Randomized Phase II Trial of Trastuzumab or EVEROLIMUS in Hormone-refractory Metastatic Breast Cancer

The purpose of this study is to investigate if trastuzumab or everolimus alone or in
combination are effective for metastatic breast cancers that are no longer controlled with (
are resistant to) hormonal therapies, and express small to moderate amounts of HER2/neu.
There is no standard of care for disease once it becomes resistant to hormonal therapy, and
many patients are treated with chemotherapy. Trastuzumab alone or trastuzumab in
combination with everolimus, have not been previously used to treat breast cancers than are
resistant to hormonal therapies and have small to moderate amounts of HER2/neu. Everolimus
alone has been demonstrated to improve outcome for patients with hormone-resistant
metastatic breast cancer that is resident to hormonal agents.

In this study participants will be randomized 50:50 to receive trastuzumab alone or
everolimus alone alone with the most recent hormonal agent they have taken. At the time of
disease progression, patients randomized to receive trastuzumab will start everolimus, and
patients randomized to everolimus will receive trastuzumab, so that all patients ultimately
receive both agents. Trastuzumab is widely used to treat all stages of breast cancer, and is
currently approved for the treatment of early and advanced breast cancer that have very high
amounts of HER2/neu. Everolimus, when given with hormonal therapy, has been demonstrated to
improve outcome for patients with hormone-resistant metastatic breast cancer. Patients will
continue on the most recent hormonal therapy they received prior to entering this study.

It is hoped that trastuzumab alone, everolimus alone, or trastuzumab in combination with
everolimus, may cause your tumor to stop growing or possibly to cause your tumor to shrink.
This assessment will be based on measuring changes in the size of your tumor. You will be
requested to have a biopsy of one of your metastatic areas prior to study entry to measure
the amount of HER2/neu protein in your tumor.

Inclusion Criteria:

Patients will be included in the study based on the following criteria:

- Hormone-refractory metastatic breast cancer defined as disease progression within 6
months from starting most recent hormonal therapy

- At least 2 prior endocrine therapies, including in the adjuvant setting. Patients
must have had at least one hormonal agent in the metastatic setting

- Candidate for hormonal therapy (ER and/or PR-positive at primary diagnosis and at
metastatic diagnosis where tissue is available)

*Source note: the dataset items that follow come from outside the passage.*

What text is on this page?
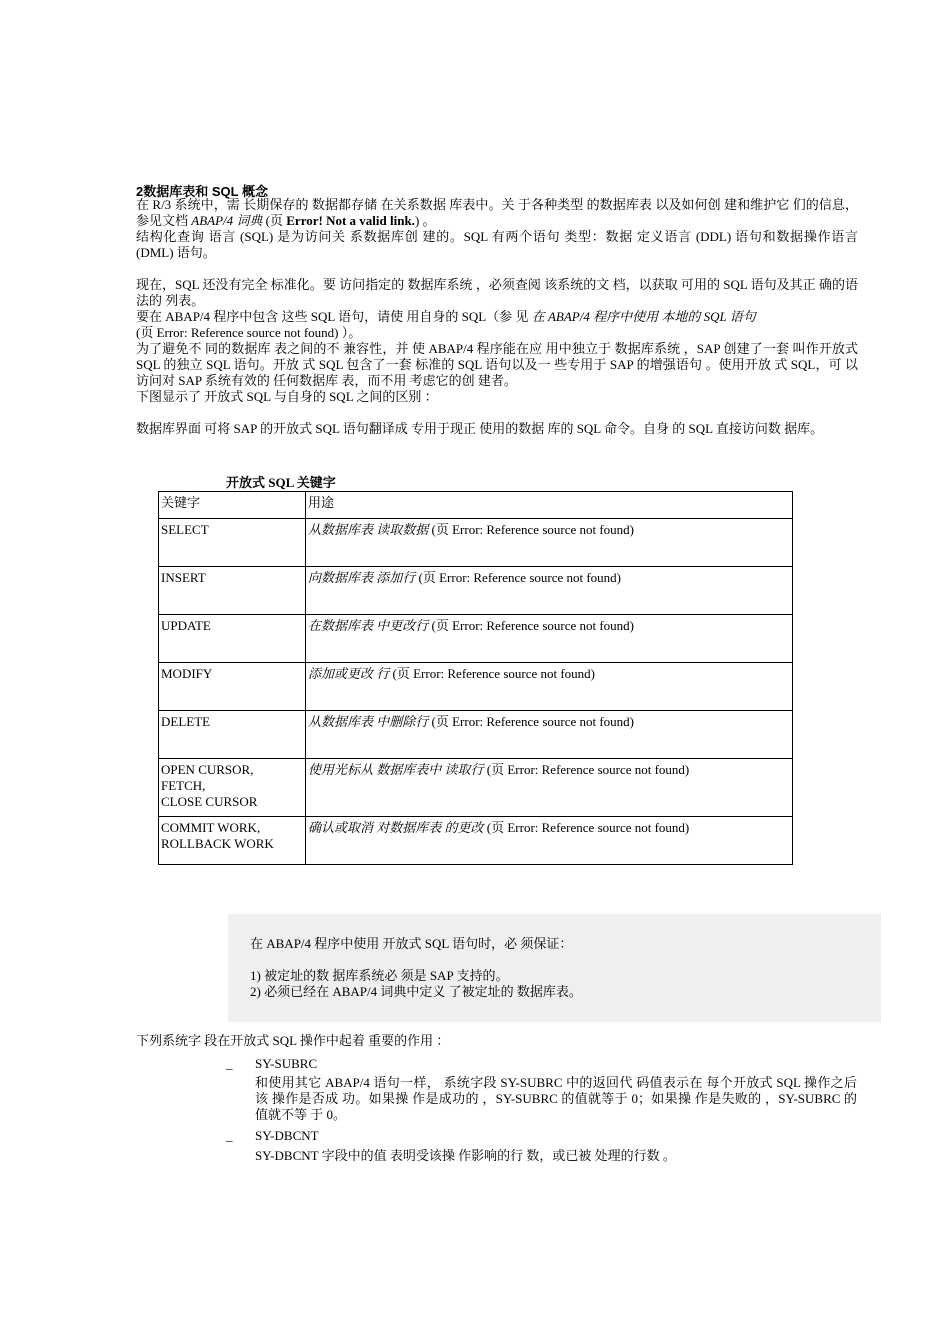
2数据库表和 SQL 概念
在 R/3 系统中，需 长期保存的 数据都存储 在关系数据 库表中。关 于各种类型 的数据库表 以及如何创 建和维护它 们的信息， 参见文档 ABAP/4 词典 (页 Error! Not a valid link.) 。
结构化查询 语言 (SQL) 是为访问关 系数据库创 建的。SQL 有两个语句 类型：数据 定义语言 (DDL) 语句和数据操作语言 (DML) 语句。
现在，SQL 还没有完全 标准化。要 访问指定的 数据库系统 ，必须查阅 该系统的文 档，以获取 可用的 SQL 语句及其正 确的语法的 列表。
要在 ABAP/4 程序中包含 这些 SQL 语句，请使 用自身的 SQL（参 见 在 ABAP/4 程序中使用 本地的 SQL 语句
(页 Error: Reference source not found) ）。
为了避免不 同的数据库 表之间的不 兼容性，并 使 ABAP/4 程序能在应 用中独立于 数据库系统 ，SAP 创建了一套 叫作开放式 SQL 的独立 SQL 语句。开放 式 SQL 包含了一套 标准的 SQL 语句以及一 些专用于 SAP 的增强语句 。使用开放 式 SQL，可 以访问对 SAP 系统有效的 任何数据库 表，而不用 考虑它的创 建者。
下图显示了 开放式 SQL 与自身的 SQL 之间的区别 ：
数据库界面 可将 SAP 的开放式 SQL 语句翻译成 专用于现正 使用的数据 库的 SQL 命令。自身 的 SQL 直接访问数 据库。
开放式 SQL 关键字
关键字	用途
SELECT	从数据库表 读取数据 (页 Error: Reference source not found)
INSERT	向数据库表 添加行 (页 Error: Reference source not found)
UPDATE	在数据库表 中更改行 (页 Error: Reference source not found)
MODIFY	添加或更改 行 (页 Error: Reference source not found)
DELETE	从数据库表 中删除行 (页 Error: Reference source not found)
OPEN CURSOR,
FETCH,
CLOSE CURSOR	使用光标从 数据库表中 读取行 (页 Error: Reference source not found)
COMMIT WORK,
ROLLBACK WORK	确认或取消 对数据库表 的更改 (页 Error: Reference source not found)
在 ABAP/4 程序中使用 开放式 SQL 语句时，必 须保证：
1) 被定址的数 据库系统必 须是 SAP 支持的。
2) 必须已经在 ABAP/4 词典中定义 了被定址的 数据库表。
下列系统字 段在开放式 SQL 操作中起着 重要的作用 ：
_ SY-SUBRC
和使用其它 ABAP/4 语句一样， 系统字段 SY-SUBRC 中的返回代 码值表示在 每个开放式 SQL 操作之后该 操作是否成 功。如果操 作是成功的 ，SY-SUBRC 的值就等于 0；如果操 作是失败的 ，SY-SUBRC 的值就不等 于 0。
_ SY-DBCNT
SY-DBCNT 字段中的值 表明受该操 作影响的行 数，或已被 处理的行数 。
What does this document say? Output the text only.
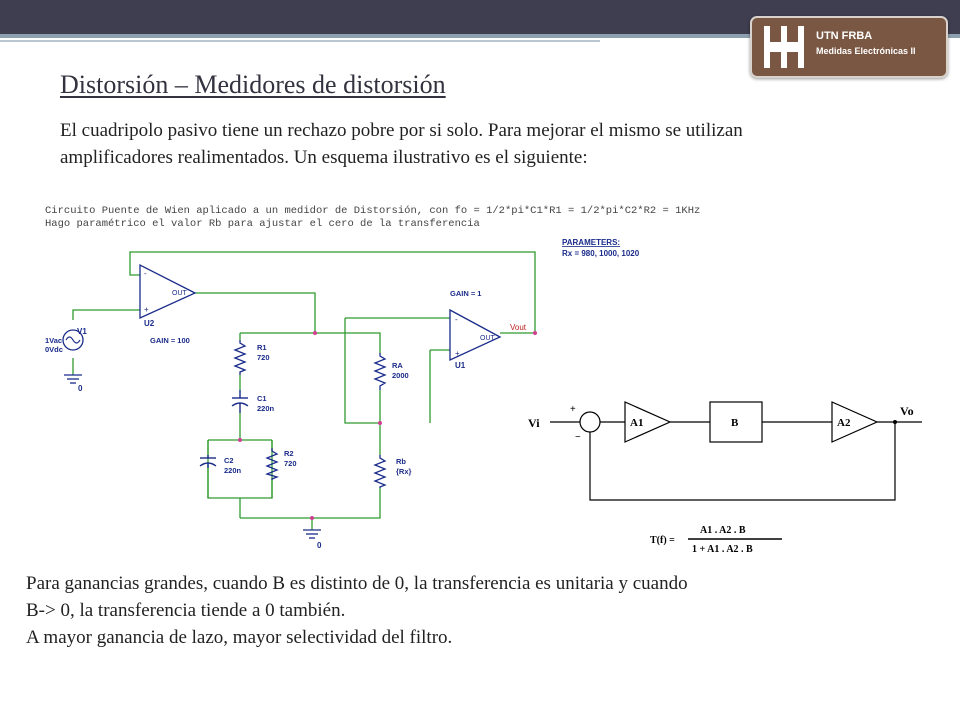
UTN FRBA
Medidas Electrónicas II
Distorsión – Medidores de distorsión

El cuadripolo pasivo tiene un rechazo pobre por si solo. Para mejorar el mismo se utilizan

amplificadores realimentados. Un esquema ilustrativo es el siguiente:

Circuito Puente de Wien aplicado a un medidor de Distorsión, con fo = 1/2*pi*C1*R1 = 1/2*pi*C2*R2 = 1KHz
Hago paramétrico el valor Rb para ajustar el cero de la transferencia
PARAMETERS:
Rx = 980, 1000, 1020
-
+
OUT
U2
GAIN = 100
-
+
OUT
U1
GAIN = 1
Vout
V1
1Vac
0Vdc
0
0
R1
720
RA
2000
Rb
{Rx}
R2
720
C1
220n
C2
220n
Vi
Vo
+
−
A1	B	A2
T(f) =
A1 . A2 . B
1 + A1 . A2 . B

Para ganancias grandes, cuando B es distinto de 0, la transferencia es unitaria y cuando

B-> 0, la transferencia tiende a 0 también.

A mayor ganancia de lazo, mayor selectividad del filtro.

- HER2/neu-negative breast cancer by standard criteria (FISH-negative and IHC <3+) at
primary diagnosis

- If biopsy of metastatic lesion is performed prior to study entry, HER2 expression by
IHC must be 1+ or 2+.

- Histologically confirmed, measurable disease

- Life expectancy > 6 months

- Age >18 years

- ECOG performance status

- Adequate bone marrow function as indicated by the following:

ANC >1500/uL Platelets ≥100,000/uL Hemoglobin >10 g/dL

- Adequate renal function, as indicated by creatinine ≤1.5x upper limit of normal (ULN)

- Adequate liver function, as indicated by bilirubin ≤1.5x ULN

- INR ≤ 1.3 (or ≤ 3 on anticoagulants)

- AST or ALT <2x ULN unless related to primary disease.

- Signed informed consent

- Adequate birth control

- Fasting serum cholesterol ≤300 mg/dL OR ≤7.75 mmol/L AND fasting triglycerides ≤ 2.5
x ULN. NOTE: In case one or both of these thresholds are exceeded, the patient can
only be included after initiation of appropriate lipid lowering medication.

Exclusion Criteria:

Patients will be excluded from the study based on the following criteria:

- Prior treatment with trastuzumab or other HER2-directed therapies or with an mTOR
inhibitor within 12 months of study entry (when cancer was not definitely hormone
refractory) (25)

- HER2 0 or 3+ by IHC on pre-treatment biopsy of metastatic lesion (if performed)

- Active infection

- Uncontrolled central nervous system metastases

- Pregnant or lactating women

- Prior chemotherapy within the last 4 weeks

- Prior radiation therapy within the last 4 weeks; prior radiation therapy to indicator
lesion (unless objective disease recurrence or progression within the radiation
portal has been documented since completion of radiation).

- Concomitant malignancies or previous malignancies within the last 5 years, with the
exception of adequately treated basal or squamous cell carcinoma of the skin or
carcinoma in situ of the cervix.

- History of significant cardiac disease, cardiac risk factors or uncontrolled

- Ejection fraction <50% or below the lower limit of the institutional normal range,
whichever is lower

- Hypersensitivity to trial medications

- Emotional limitations

- Prior treatment with any investigational drug within the preceding 4 weeks Patients
receiving chronic, systemic treatment with corticosteroids or another
immunosuppressive agent

- uncontrolled diabetes as defined by fasting serum glucose >1.5 x ULN

- liver disease such as cirrhosis, chronic active hepatitis or chronic persistent

- A known history of HIV seropositivity

- Impairment of gastrointestinal function or gastrointestinal disease that may
significantly alter the absorption of RAD001 (e.g., ulcerative disease, uncontrolled
nausea, vomiting, diarrhea, malabsorption syndrome or small bowel resection)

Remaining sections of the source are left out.